| .cargo | ||
| crates/openai-agents-tracing-rust | ||
| src | ||
| .gitignore | ||
| AGENTS.md | ||
| Cargo.lock | ||
| Cargo.toml | ||
| CONTRIBUTING.md | ||
| README.md | ||
| unit_test.db | ||
QuillCode
A coding agent I built as a side project. It's not trying to compete with Claude Code or Cursor — those are good. The goal was to understand what's actually inside one of these things by building it myself.
The result is a working terminal-based coding agent written in Rust. It runs a tool-calling loop against an LLM (OpenAI API or a local GGUF model), executes tools with a permission layer, maintains conversation history with context compression, and has a plan mode where it works through a TODO list item-by-item with your approval between steps.
What it does
- Agent loop — calls the LLM, picks a tool, runs it, feeds the result back into the conversation, repeats
- Terminal UI — built with ratatui, two OS threads (one for UI, one for the agent), communicating over crossbeam channels
- Eight tools:
find_files— glob-based file searchread_objects— AST-aware code reading (line ranges or symbol names, not full-file dumps)patch_files— edits via unified diffsshell_exec— shell command executionweb_search— Brave Search APIstructure— directory tree viewdiscover_objects— lists symbols in a file via Tree-sitterupdate_todo_list— the agent maintains its own structured task list
- Permission layer — reads are auto-allowed, writes and shell commands require explicit approval
- Context compression — conversation history is compressed when it grows too large
- Plan mode — the agent produces a TODO list, then executes items one at a time with your confirmation between steps
- Behavior tree mode — experimental, forces the agent through a fixed execution sequence
- Local model support — runs GGUF models via llama-cpp-2 in addition to the OpenAI API
- OpenAI tracing — optional integration with the OpenAI tracing platform for debugging run traces
Does it work?
Yes. I've used it on real tasks: a major codebase refactoring session through plan mode (12-item TODO list, approved each step), and a small chat-based LMS system I gave it as a benchmark. It built something coherent and functional.

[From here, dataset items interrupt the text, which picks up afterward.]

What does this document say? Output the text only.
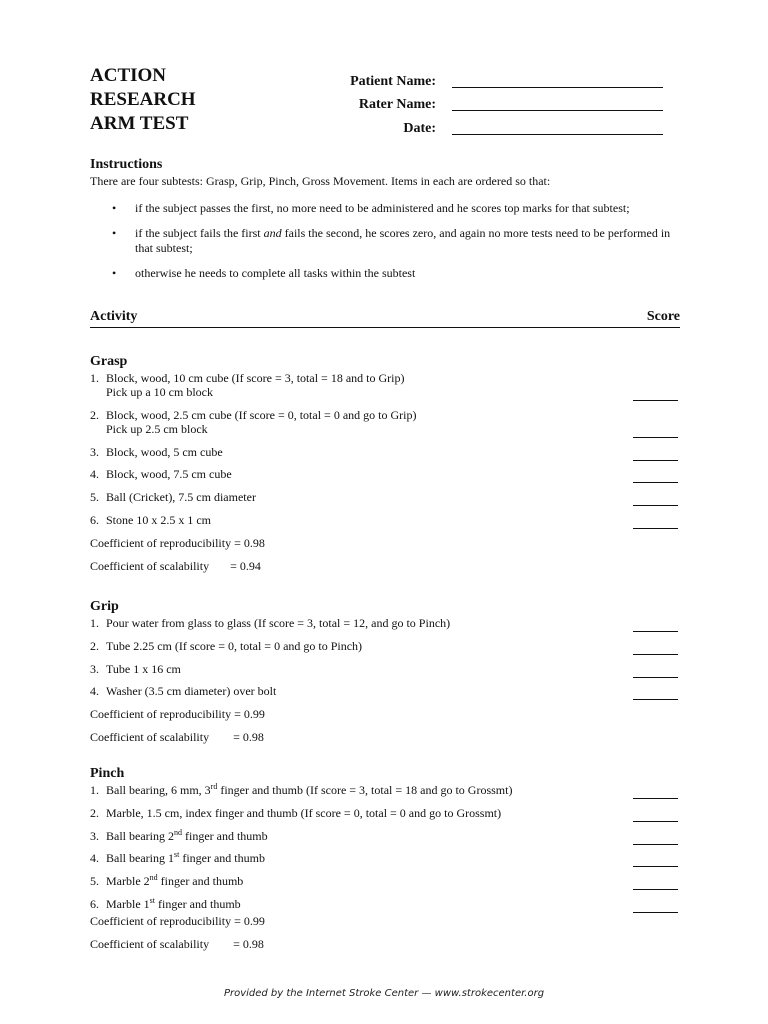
ACTION
RESEARCH
ARM TEST
Patient Name:
Rater Name:
Date:

Instructions

There are four subtests: Grasp, Grip, Pinch, Gross Movement. Items in each are ordered so that:

• if the subject passes the first, no more need to be administered and he scores top marks for that subtest;
• if the subject fails the first and fails the second, he scores zero, and again no more tests need to be performed in that subtest;
• otherwise he needs to complete all tasks within the subtest
Activity	Score
Grasp
1. Block, wood, 10 cm cube (If score = 3, total = 18 and to Grip)
Pick up a 10 cm block
2. Block, wood, 2.5 cm cube (If score = 0, total = 0 and go to Grip)
Pick up 2.5 cm block
3. Block, wood, 5 cm cube
4. Block, wood, 7.5 cm cube
5. Ball (Cricket), 7.5 cm diameter
6. Stone 10 x 2.5 x 1 cm
Coefficient of reproducibility = 0.98
Coefficient of scalability       = 0.94
Grip
1. Pour water from glass to glass (If score = 3, total = 12, and go to Pinch)
2. Tube 2.25 cm (If score = 0, total = 0 and go to Pinch)
3. Tube 1 x 16 cm
4. Washer (3.5 cm diameter) over bolt
Coefficient of reproducibility = 0.99
Coefficient of scalability        = 0.98
Pinch
1. Ball bearing, 6 mm, 3rd finger and thumb (If score = 3, total = 18 and go to Grossmt)
2. Marble, 1.5 cm, index finger and thumb (If score = 0, total = 0 and go to Grossmt)
3. Ball bearing 2nd finger and thumb
4. Ball bearing 1st finger and thumb
5. Marble 2nd finger and thumb
6. Marble 1st finger and thumb
Coefficient of reproducibility = 0.99
Coefficient of scalability        = 0.98
Provided by the Internet Stroke Center — www.strokecenter.org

But I want to be honest about what "works" means. It's noticeably less efficient than Claude Code, requires more supervision, and occasionally makes decisions that make me wince. For anything serious, I'd reach for Claude Code. Understanding what's inside it was the actual goal.
Architecture
Layered: domain/ → infrastructure/ → repository/
src/
├── domain/
│ ├── tools/ # Tool implementations (find_files, read_objects, patch_files, ...)
│ ├── workflow/ # Workflow engine — orchestrates tool calls per mode
│ ├── session/ # Session lifecycle, TODO-item sub-agents
│ ├── permissions/ # Permission validation, dangerous command detection
│ ├── plan/ # Plan mode logic
│ ├── bt/ # Behavior tree mode
│ └── prompting/ # System prompts, prompt construction
├── infrastructure/
│ ├── cli/ # TUI (ratatui), REPL, input handling
│ ├── inference/ # OpenAI and local GGUF inference engines
│ ├── api_clients/ # OpenAI HTTP client (custom, not a library)
│ ├── auth/ # OAuth flow
│ ├── db/ # SQLite connection pool, schema migrations
│ └── event_bus.rs # crossbeam channels: UiToAgentEvent / AgentToUiEvent
├── repository/ # SQLite repositories, struct-per-table
└── utils/
└── parsing/ # Tree-sitter wrappers for 14 languages
The UI thread and agent thread never share state directly. Everything goes through the event bus — two unbounded crossbeam channels. The agent sends progress updates, permission requests, and results; the UI sends user input, permission decisions, and settings changes.
The OpenAI client is hand-rolled (src/infrastructure/api_clients/). No official Rust SDK existed at the time. The interesting file is translator.rs — it maps internal ChainStep domain types to the flat ChatMessage array the API expects, which is where decisions about what conversation history means live.
Building
Requires Rust (stable). The llama-cpp-2 dependency will build the C++ library — this takes a while on the first build.
cargo build --release
Run:
./target/release/quillcode
You'll need an OpenAI API key or use OpenAI web login to save oauth token. Web search requires a Brave Search API key.
Status
Side project, no roadmap, no stability guarantees. Currently only supports OpenAI models (local GGUF works but quality varies significantly by model). If you want to poke around, add things, or use it as a reference — see CONTRIBUTING.md.